Reputation: 33715
I come from a PHP background and I'm trying to learn Go.
In the past, I can run this command from bash:
curl -X POST http://192.168.12.107/restfulendpoint.php \
-H "Content-Type: application/x-www-form-urlencoded" \
-d \
"menu[0][name]=pizza&menu[0][price]=12.00&menu[1][name]=orange juice&menu[1][price]=1.00"
My restfulendpoint.php
will naturally receive a POST
array that is structured in a nested format like so
Array
(
[menu] => Array
(
[0] => Array
(
[name] => pizza
[price] => 12.00
)
[1] => Array
(
[name] => orange juice
[price] => 1.00
)
)
)
I then created a go script that I hope would produce a similar behaviour.

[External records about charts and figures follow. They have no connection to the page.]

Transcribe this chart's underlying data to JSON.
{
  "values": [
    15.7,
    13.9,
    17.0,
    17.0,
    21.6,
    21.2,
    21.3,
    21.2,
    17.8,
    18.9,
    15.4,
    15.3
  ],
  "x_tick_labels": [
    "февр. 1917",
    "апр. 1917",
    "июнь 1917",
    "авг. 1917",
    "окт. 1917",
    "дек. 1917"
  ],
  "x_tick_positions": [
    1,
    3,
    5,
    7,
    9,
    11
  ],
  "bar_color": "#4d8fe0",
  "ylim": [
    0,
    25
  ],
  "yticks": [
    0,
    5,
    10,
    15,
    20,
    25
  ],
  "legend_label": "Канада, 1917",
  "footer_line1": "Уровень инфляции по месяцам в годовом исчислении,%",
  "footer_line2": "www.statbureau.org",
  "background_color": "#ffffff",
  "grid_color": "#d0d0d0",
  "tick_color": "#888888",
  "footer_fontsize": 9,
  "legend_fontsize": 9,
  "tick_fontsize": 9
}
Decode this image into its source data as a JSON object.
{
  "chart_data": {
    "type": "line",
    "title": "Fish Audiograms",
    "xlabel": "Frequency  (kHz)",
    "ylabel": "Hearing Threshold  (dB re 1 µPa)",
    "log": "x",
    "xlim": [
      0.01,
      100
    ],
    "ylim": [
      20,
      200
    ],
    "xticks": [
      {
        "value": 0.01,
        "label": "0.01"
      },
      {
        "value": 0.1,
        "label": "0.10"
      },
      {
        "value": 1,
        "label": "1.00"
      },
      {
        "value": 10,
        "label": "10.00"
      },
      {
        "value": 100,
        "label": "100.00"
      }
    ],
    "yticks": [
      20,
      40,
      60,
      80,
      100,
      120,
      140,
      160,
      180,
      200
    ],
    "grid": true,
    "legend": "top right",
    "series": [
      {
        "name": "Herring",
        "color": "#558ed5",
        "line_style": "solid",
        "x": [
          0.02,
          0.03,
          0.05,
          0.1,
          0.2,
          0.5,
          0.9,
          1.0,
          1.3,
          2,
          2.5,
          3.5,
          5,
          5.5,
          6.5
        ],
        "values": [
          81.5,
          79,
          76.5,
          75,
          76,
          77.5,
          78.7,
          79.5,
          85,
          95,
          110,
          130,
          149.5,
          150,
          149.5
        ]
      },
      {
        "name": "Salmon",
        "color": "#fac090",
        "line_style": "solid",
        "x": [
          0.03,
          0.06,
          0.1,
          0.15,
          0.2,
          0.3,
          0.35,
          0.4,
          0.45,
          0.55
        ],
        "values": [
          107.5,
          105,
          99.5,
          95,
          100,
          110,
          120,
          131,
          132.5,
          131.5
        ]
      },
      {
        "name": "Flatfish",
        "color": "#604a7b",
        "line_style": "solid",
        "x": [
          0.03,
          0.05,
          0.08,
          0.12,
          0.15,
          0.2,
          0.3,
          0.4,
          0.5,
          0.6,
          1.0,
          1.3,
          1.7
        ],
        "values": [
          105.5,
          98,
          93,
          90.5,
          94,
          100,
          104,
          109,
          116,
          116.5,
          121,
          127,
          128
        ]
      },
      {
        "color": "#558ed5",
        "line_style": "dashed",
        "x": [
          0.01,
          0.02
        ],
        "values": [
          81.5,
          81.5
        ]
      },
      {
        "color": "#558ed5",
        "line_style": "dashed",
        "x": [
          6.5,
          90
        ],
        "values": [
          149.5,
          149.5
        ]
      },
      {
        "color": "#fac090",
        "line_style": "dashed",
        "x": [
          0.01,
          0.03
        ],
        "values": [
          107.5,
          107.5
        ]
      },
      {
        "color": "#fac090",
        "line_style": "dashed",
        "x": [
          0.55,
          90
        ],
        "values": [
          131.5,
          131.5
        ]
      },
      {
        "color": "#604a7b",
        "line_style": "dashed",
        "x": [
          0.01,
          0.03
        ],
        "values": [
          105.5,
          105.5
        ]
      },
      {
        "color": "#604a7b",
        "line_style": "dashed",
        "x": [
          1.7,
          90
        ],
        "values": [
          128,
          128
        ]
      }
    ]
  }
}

I wrote this restfulendpoint.go
func Post(w http.ResponseWriter, r *http.Request) {
url := mux.Vars(r)
r.ParseForm()
qs := r.Form
log.Println(qs)
}
But when I receive the POST content, I get a structure like this:
map[menu[0][price]:[12.00] menu[1][name]:[orange juice] menu[1][price]:[1.00] menu[0][name]:[pizza]]
Go is treating each map[<int>][price|name]
as a separate key in a map. What I really want is an output like this:
map[menu:[map[name:pizza price:12.00] map[name:pizza price:12.00]]]
Is there a convention I should follow in my curl
call to my restfulendpoint.go
so that I can naturally receive the data in a schema were each menu item has a name and price property? Or is there something I should do in my go script to preserve the data schema?
Upvotes: 1
Views: 1281
Reputation: 1779
It looks like go's ParseForm
doesn't cater for the format you use to encode hierarchical structure. I think you're faced with either reading the body as raw, then parsing it yourself, or, if you have the option to change the post format, simply sending the body as JSON instead of a form.